Warraq? Really? Outrageous. Born in British India, raised in Pakistan and the UK, and resident now in the United States, Warraq—a pseudonym—is one of our most eloquent, courageous, knowledgeable, and important writers about Islam. A student of Arabic, he’s written such books as “The Origins of the Koran” and “Defending the West.” His 1995 work “Why I Am Not a Muslim” is a modern classic. And “Why the West Is Best” (2011) is a richly human expression of gratitude for Western freedom.

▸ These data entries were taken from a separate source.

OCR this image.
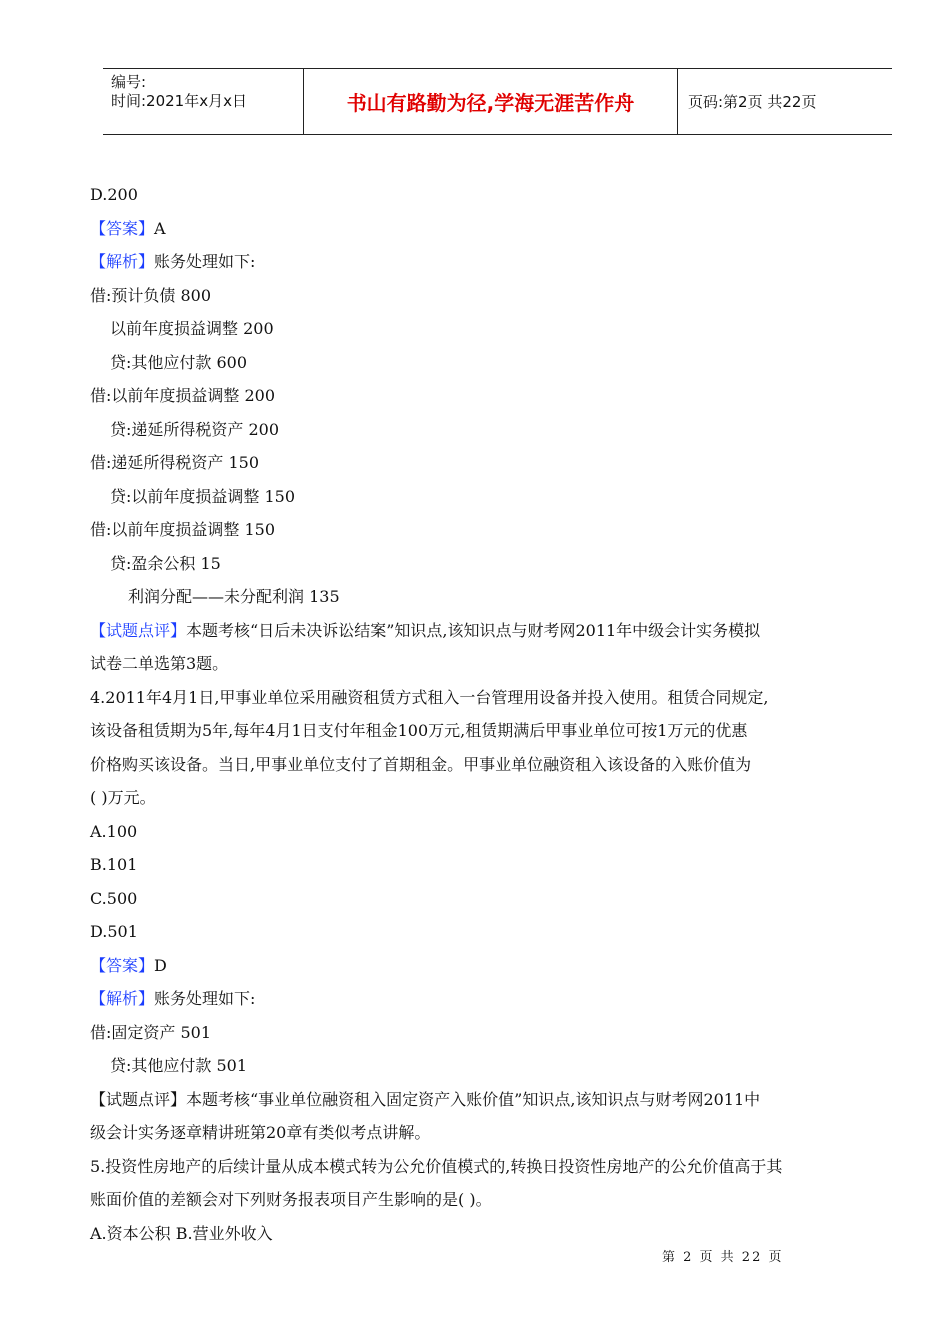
编号:
时间:2021年x月x日	书山有路勤为径,学海无涯苦作舟	页码:第2页 共22页
D.200
【答案】A
【解析】账务处理如下:
借:预计负债 800
以前年度损益调整 200
贷:其他应付款 600
借:以前年度损益调整 200
贷:递延所得税资产 200
借:递延所得税资产 150
贷:以前年度损益调整 150
借:以前年度损益调整 150
贷:盈余公积 15
利润分配——未分配利润 135
【试题点评】本题考核“日后未决诉讼结案”知识点,该知识点与财考网2011年中级会计实务模拟
试卷二单选第3题。
4.2011年4月1日,甲事业单位采用融资租赁方式租入一台管理用设备并投入使用。租赁合同规定,
该设备租赁期为5年,每年4月1日支付年租金100万元,租赁期满后甲事业单位可按1万元的优惠
价格购买该设备。当日,甲事业单位支付了首期租金。甲事业单位融资租入该设备的入账价值为
( )万元。
A.100
B.101
C.500
D.501
【答案】D
【解析】账务处理如下:
借:固定资产 501
贷:其他应付款 501
【试题点评】本题考核“事业单位融资租入固定资产入账价值”知识点,该知识点与财考网2011中
级会计实务逐章精讲班第20章有类似考点讲解。
5.投资性房地产的后续计量从成本模式转为公允价值模式的,转换日投资性房地产的公允价值高于其
账面价值的差额会对下列财务报表项目产生影响的是( )。
A.资本公积 B.营业外收入
第 2 页 共 22 页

And “The Islam in Islamic Terrorism”? As I wrote in a 2017 review, it provides a definitive answer to everyone who insists “that Muslim terrorists have hijacked a peaceful faith.” No, jihadist violence isn’t motivated by poverty, the Palestinian question, America’s Middle East policy, Western imperialism, or the Crusades. It’s an essential part of Islam, present from its birth—“a duty incumbent on all Muslims,” Warraq wrote, “until Islam covers the whole surface of the earth.”
As for McLoughlin, I wasn’t familiar with him or with his book about grooming gangs until I heard about Amazon’s ban. I’ve perused his book now. It turns out to be an invaluable study of the mass rapes of thousands of English girls, most of them white or Sikh working-class children, by gangs consisting almost exclusively of Pakistani Muslim men. These rapes have been going on for decades, but until relatively recently, they were ignored by social workers, police officers, teachers, judges, journalists, charity organizations, feminist groups, and politicians at every level for fear of being labeled racists, provoking Muslim riots, or damaging British multiculturalism.
McLoughlin covers his topic from a variety of angles in a thoroughly sober and responsible fashion. It’s clear to see, however, why his book offends some woke sensibilities. McLoughlin refuses to use the British media’s standard euphemism, “Asian,” to describe the members of the rape gangs. He’s frank about them being Muslims and their victims being non-Muslims. He calls out the British media for the circumlocutions and outright lies with which they’ve obscured the geographical extent of the grooming gangs’ offenses, the number of victims involved, the length of the time period during which these crimes have been going on, and, above all, the distinctly Islamic roots of the rapists’ common belief that it’s acceptable to sexually abuse the children of infidels.
Neither of these two NER Press books is a polemic. Both are solid, scholarly presentations of objective facts. And both confront the widespread refusal of mainstream Western institutions to face up to certain dark realities of Islam. That both books have been pulled by Amazon is a profound irony, because by taking this action, the online bookseller is engaging in precisely the kind of head-in-the-sand denial that these books criticize so passionately.
Amazon’s refusal to make these books available to its customers isn’t only an affront to believers in free speech and open debate. It’s a slap in the face—and worse—to everyone who ever lost a loved one in an Islamic terrorist attack or whose child has been sexually exploited by a Muslim gang. And like so many other recent attempts to cancel the un-woke, it’s yet another triumph of reality-denying progressive ideology over the plain and simple truth.